If x is 0, we have a deadlock immediately. If x is 1, process D can run to completion. When D is finished, the available vector is 1 1 2 2 1. Now, A has ‘10211’ and ‘11221’ is available which together satisfies maximum need. So, A is finished and now ‘2 1 4 3 2’ is available, which can satisfy C. Once C is done, the available resources are 3 2 4 4 2, which can help B finish. So, x =1 will do.

Memory Compaction

A swapping system eliminates holes by compaction. Assuming a random distribution of many holes and many data segments and a time to read or write a 32-bit memory word of 10 nsec, about how long does it take to compact 128 MB? For simplicity, assume that word 0 is part of a hole and that the highest word in memory contains valid data.

Almost the entire memory has to be copied, which requires each word to be read and then rewritten at a different location.

Reading 4 bytes takes 10 nsec, so reading 1 byte takes 2.5 nsec and writing it takes another 2.5 nsec, for a total of 5 nsec per byte compacted. This is a rate of 200,000,000 bytes/sec. To copy 128 MB (2²⁷ bytes, which is about 1.34 x 10⁸ bytes), the computer needs 2²⁷/200,000,000 sec, which is about 671 msec.

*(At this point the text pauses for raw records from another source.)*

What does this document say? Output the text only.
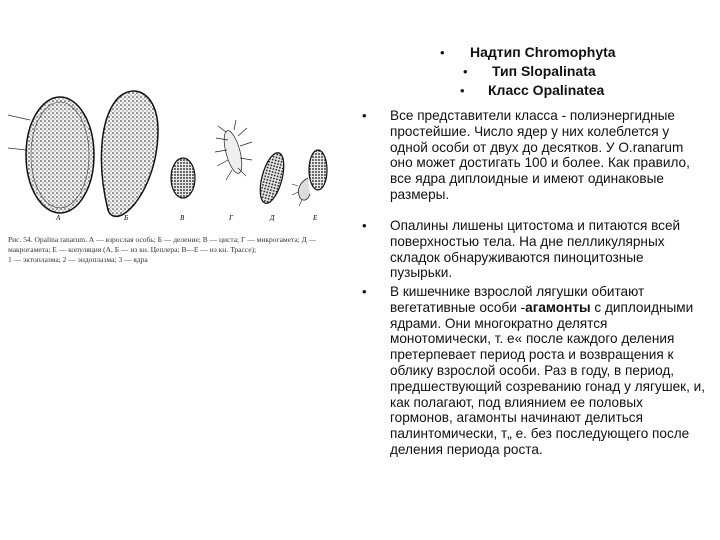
А	Б	В	Г	Д	Е
Рис. 54. Opalina ranarum. А — взрослая особь; Б — деление; В — циста; Г — микрогамета; Д — макрогамета; Е — копуляция (А, Б — из кн. Цеплера; В—Е — из кн. Трассе);
1 — эктоплазма; 2 — эндоплазма; 3 — ядра
• Надтип Chromophyta
• Тип Slopalinata
• Класс Opalinatea
• Все представители класса - полиэнергидные простейшие. Число ядер у них колеблется у одной особи от двух до десятков. У O.ranarum оно может достигать 100 и более. Как правило, все ядра диплоидные и имеют одинаковые размеры.
• Опалины лишены цитостома и питаются всей поверхностью тела. На дне пелликулярных складок обнаруживаются пиноцитозные пузырьки.
• В кишечнике взрослой лягушки обитают вегетативные особи -агамонты с диплоидными ядрами. Они многократно делятся монотомически, т. е« после каждого деления претерпевает период роста и возвращения к облику взрослой особи. Раз в году, в период, предшествующий созреванию гонад у лягушек, и, как полагают, под влиянием ее половых гормонов, агамонты начинают делиться палинтомически, т„ е. без последующего после деления периода роста.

This number is slightly pessimistic because if the initial hole at the bottom of memory is k bytes, those k bytes do not need to be copied. However, if there are many holes and many data segments, the holes will be small, so k will be small and the error in the calculation will also be small.

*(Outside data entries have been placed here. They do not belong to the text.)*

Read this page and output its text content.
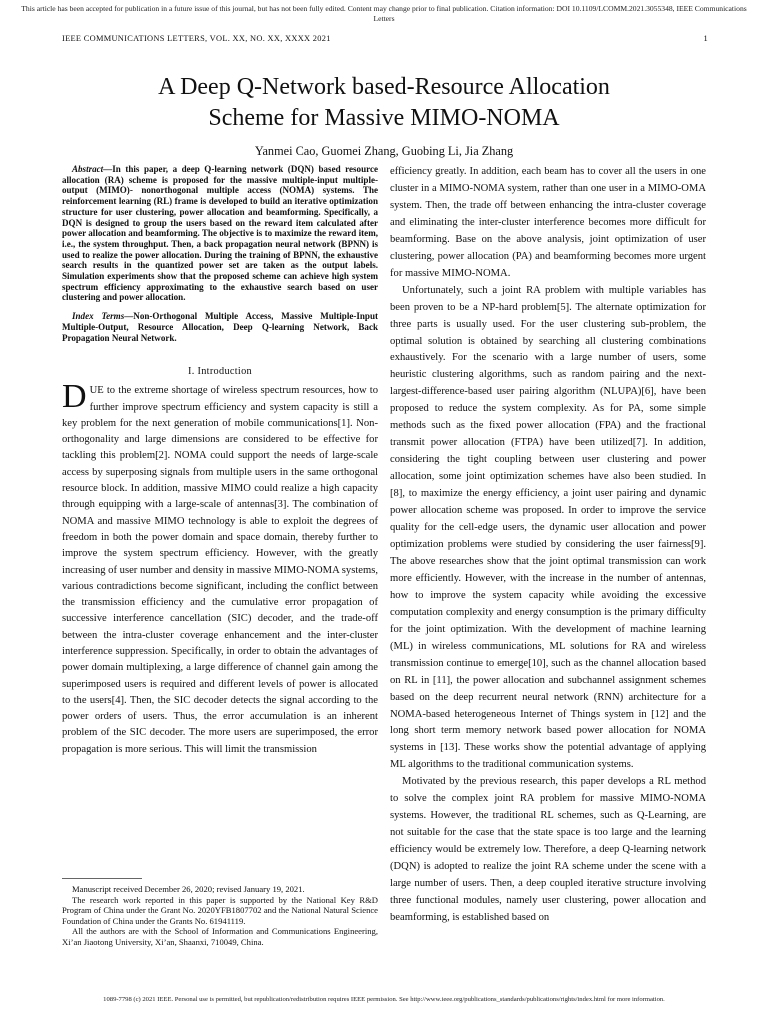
This article has been accepted for publication in a future issue of this journal, but has not been fully edited. Content may change prior to final publication. Citation information: DOI 10.1109/LCOMM.2021.3055348, IEEE Communications Letters
IEEE COMMUNICATIONS LETTERS, VOL. XX, NO. XX, XXXX 2021	1
A Deep Q-Network based-Resource Allocation
Scheme for Massive MIMO-NOMA
Yanmei Cao, Guomei Zhang, Guobing Li, Jia Zhang

Abstract—In this paper, a deep Q-learning network (DQN) based resource allocation (RA) scheme is proposed for the massive multiple-input multiple-output (MIMO)- nonorthogonal multiple access (NOMA) systems. The reinforcement learning (RL) frame is developed to build an iterative optimization structure for user clustering, power allocation and beamforming. Specifically, a DQN is designed to group the users based on the reward item calculated after power allocation and beamforming. The objective is to maximize the reward item, i.e., the system throughput. Then, a back propagation neural network (BPNN) is used to realize the power allocation. During the training of BPNN, the exhaustive search results in the quantized power set are taken as the output labels. Simulation experiments show that the proposed scheme can achieve high system spectrum efficiency approximating to the exhaustive search based on user clustering and power allocation.

Index Terms—Non-Orthogonal Multiple Access, Massive Multiple-Input Multiple-Output, Resource Allocation, Deep Q-learning Network, Back Propagation Neural Network.

I. Introduction

DUE to the extreme shortage of wireless spectrum resources, how to further improve spectrum efficiency and system capacity is still a key problem for the next generation of mobile communications[1]. Non-orthogonality and large dimensions are considered to be effective for tackling this problem[2]. NOMA could support the needs of large-scale access by superposing signals from multiple users in the same orthogonal resource block. In addition, massive MIMO could realize a high capacity through equipping with a large-scale of antennas[3]. The combination of NOMA and massive MIMO technology is able to exploit the degrees of freedom in both the power domain and space domain, thereby further to improve the system spectrum efficiency. However, with the greatly increasing of user number and density in massive MIMO-NOMA systems, various contradictions become significant, including the conflict between the transmission efficiency and the cumulative error propagation of successive interference cancellation (SIC) decoder, and the trade-off between the intra-cluster coverage enhancement and the inter-cluster interference suppression. Specifically, in order to obtain the advantages of power domain multiplexing, a large difference of channel gain among the superimposed users is required and different levels of power is allocated to the users[4]. Then, the SIC decoder detects the signal according to the power orders of users. Thus, the error accumulation is an inherent problem of the SIC decoder. The more users are superimposed, the error propagation is more serious. This will limit the transmission

Manuscript received December 26, 2020; revised January 19, 2021.

The research work reported in this paper is supported by the National Key R&D Program of China under the Grant No. 2020YFB1807702 and the National Natural Science Foundation of China under the Grants No. 61941119.

All the authors are with the School of Information and Communications Engineering, Xi’an Jiaotong University, Xi’an, Shaanxi, 710049, China.

efficiency greatly. In addition, each beam has to cover all the users in one cluster in a MIMO-NOMA system, rather than one user in a MIMO-OMA system. Then, the trade off between enhancing the intra-cluster coverage and eliminating the inter-cluster interference becomes more difficult for beamforming. Base on the above analysis, joint optimization of user clustering, power allocation (PA) and beamforming becomes more urgent for massive MIMO-NOMA.

Unfortunately, such a joint RA problem with multiple variables has been proven to be a NP-hard problem[5]. The alternate optimization for three parts is usually used. For the user clustering sub-problem, the optimal solution is obtained by searching all clustering combinations exhaustively. For the scenario with a large number of users, some heuristic clustering algorithms, such as random pairing and the next-largest-difference-based user pairing algorithm (NLUPA)[6], have been proposed to reduce the system complexity. As for PA, some simple methods such as the fixed power allocation (FPA) and the fractional transmit power allocation (FTPA) have been utilized[7]. In addition, considering the tight coupling between user clustering and power allocation, some joint optimization schemes have also been studied. In [8], to maximize the energy efficiency, a joint user pairing and dynamic power allocation scheme was proposed. In order to improve the service quality for the cell-edge users, the dynamic user allocation and power optimization problems were studied by considering the user fairness[9]. The above researches show that the joint optimal transmission can work more efficiently. However, with the increase in the number of antennas, how to improve the system capacity while avoiding the excessive computation complexity and energy consumption is the primary difficulty for the joint optimization. With the development of machine learning (ML) in wireless communications, ML solutions for RA and wireless transmission continue to emerge[10], such as the channel allocation based on RL in [11], the power allocation and subchannel assignment schemes based on the deep recurrent neural network (RNN) architecture for a NOMA-based heterogeneous Internet of Things system in [12] and the long short term memory network based power allocation for NOMA systems in [13]. These works show the potential advantage of applying ML algorithms to the traditional communication systems.

Motivated by the previous research, this paper develops a RL method to solve the complex joint RA problem for massive MIMO-NOMA systems. However, the traditional RL schemes, such as Q-Learning, are not suitable for the case that the state space is too large and the learning efficiency would be extremely low. Therefore, a deep Q-learning network (DQN) is adopted to realize the joint RA scheme under the scene with a large number of users. Then, a deep coupled iterative structure involving three functional modules, namely user clustering, power allocation and beamforming, is established based on

1089-7798 (c) 2021 IEEE. Personal use is permitted, but republication/redistribution requires IEEE permission. See http://www.ieee.org/publications_standards/publications/rights/index.html for more information.
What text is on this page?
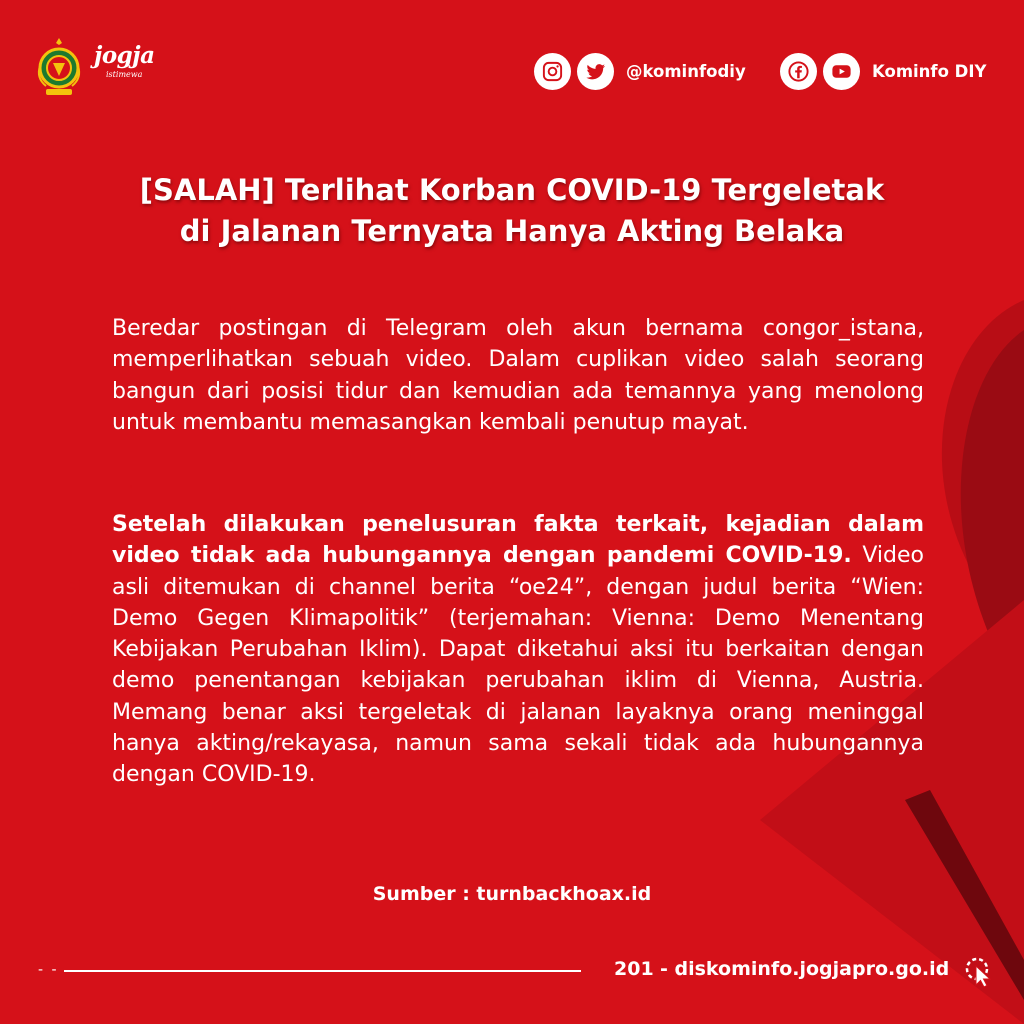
jogja
istimewa	@kominfodiy	Kominfo DIY
[SALAH] Terlihat Korban COVID-19 Tergeletak
di Jalanan Ternyata Hanya Akting Belaka
Beredar postingan di Telegram oleh akun bernama congor_istana, memperlihatkan sebuah video. Dalam cuplikan video salah seorang bangun dari posisi tidur dan kemudian ada temannya yang menolong untuk membantu memasangkan kembali penutup mayat.
Setelah dilakukan penelusuran fakta terkait, kejadian dalam video tidak ada hubungannya dengan pandemi COVID-19. Video asli ditemukan di channel berita “oe24”, dengan judul berita “Wien: Demo Gegen Klimapolitik” (terjemahan: Vienna: Demo Menentang Kebijakan Perubahan Iklim). Dapat diketahui aksi itu berkaitan dengan demo penentangan kebijakan perubahan iklim di Vienna, Austria. Memang benar aksi tergeletak di jalanan layaknya orang meninggal hanya akting/rekayasa, namun sama sekali tidak ada hubungannya dengan COVID-19.
Sumber : turnbackhoax.id
- -	201 - diskominfo.jogjapro.go.id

Bitmap vs. Linked List for Memory Management

Compare the storage needed to keep track of free memory using a bitmap versus using a linked list. The 128-MB memory is allocated in units of n bytes. For the linked list, assume that memory consists of an alternating sequence of segments and holes, each 64 KB. Also assume that each node in the linked list needs a 32-bit memory address, a 16-bit length, and a 16-bit next-node field. How many bytes of storage are required for each method? Which one is better?

The bitmap needs 1 bit per allocation unit. With 2²⁷/n allocation units (i.e., bit count is 2²⁷/n which is of 2²⁴/n bytes) this is 2²⁴/n bytes. The linked list has 2²⁷/2¹⁶ or 2¹¹ nodes, each of 8 bytes, for a total of 2¹⁴ bytes. For small n, the linked list is better. For large n, the bitmap is better. The crossover point can be calculated by equating these two formulas and solving for n. The result is 1 KB. For n smaller than 1 KB, a linked list is better. For n larger than 1 KB, a bitmap is better. Of course, the assumption of segments and holes alternating every 64 KB is very unrealistic. Also, we need n <= 64 KB (note, n is the unit size) if the segments and holes are 64 KB.

Memory Allocation Algorithms

Consider a swapping system in which memory consists of the following hole sizes in memory order: 10 KB, 4 KB, 20 KB, 18 KB, 7 KB, 9 KB, 12 KB, and 15 KB. Which hole is taken for successive segment requests of a.) 12 KB b.) 10 KB c.) 9 KB for first fit? Now repeat the question for best fit, worst fit, and next fit.

First Fit: takes 20 KB, 10 KB, 18 KB. Best Fit: takes 12 KB, 10 KB, and 9 KB. Worst Fit: takes 20 KB, 18 KB, and 15 KB. Next Fit: takes 20 KB, 18 KB, and 9 KB

Virtual Address Translation

For each of the following decimal virtual addresses, compute the virtual page number and offset for a 4-KB page and for an 8 KB page: 20000, 32768, 60000. Assume 0 is the starting index.

For a 4-KB page size the (page, offset) pairs are (4, 3616), (8, 0), and (14, 2656). For an 8-KB page size they are (2, 3616), (4, 0), and (7, 2656).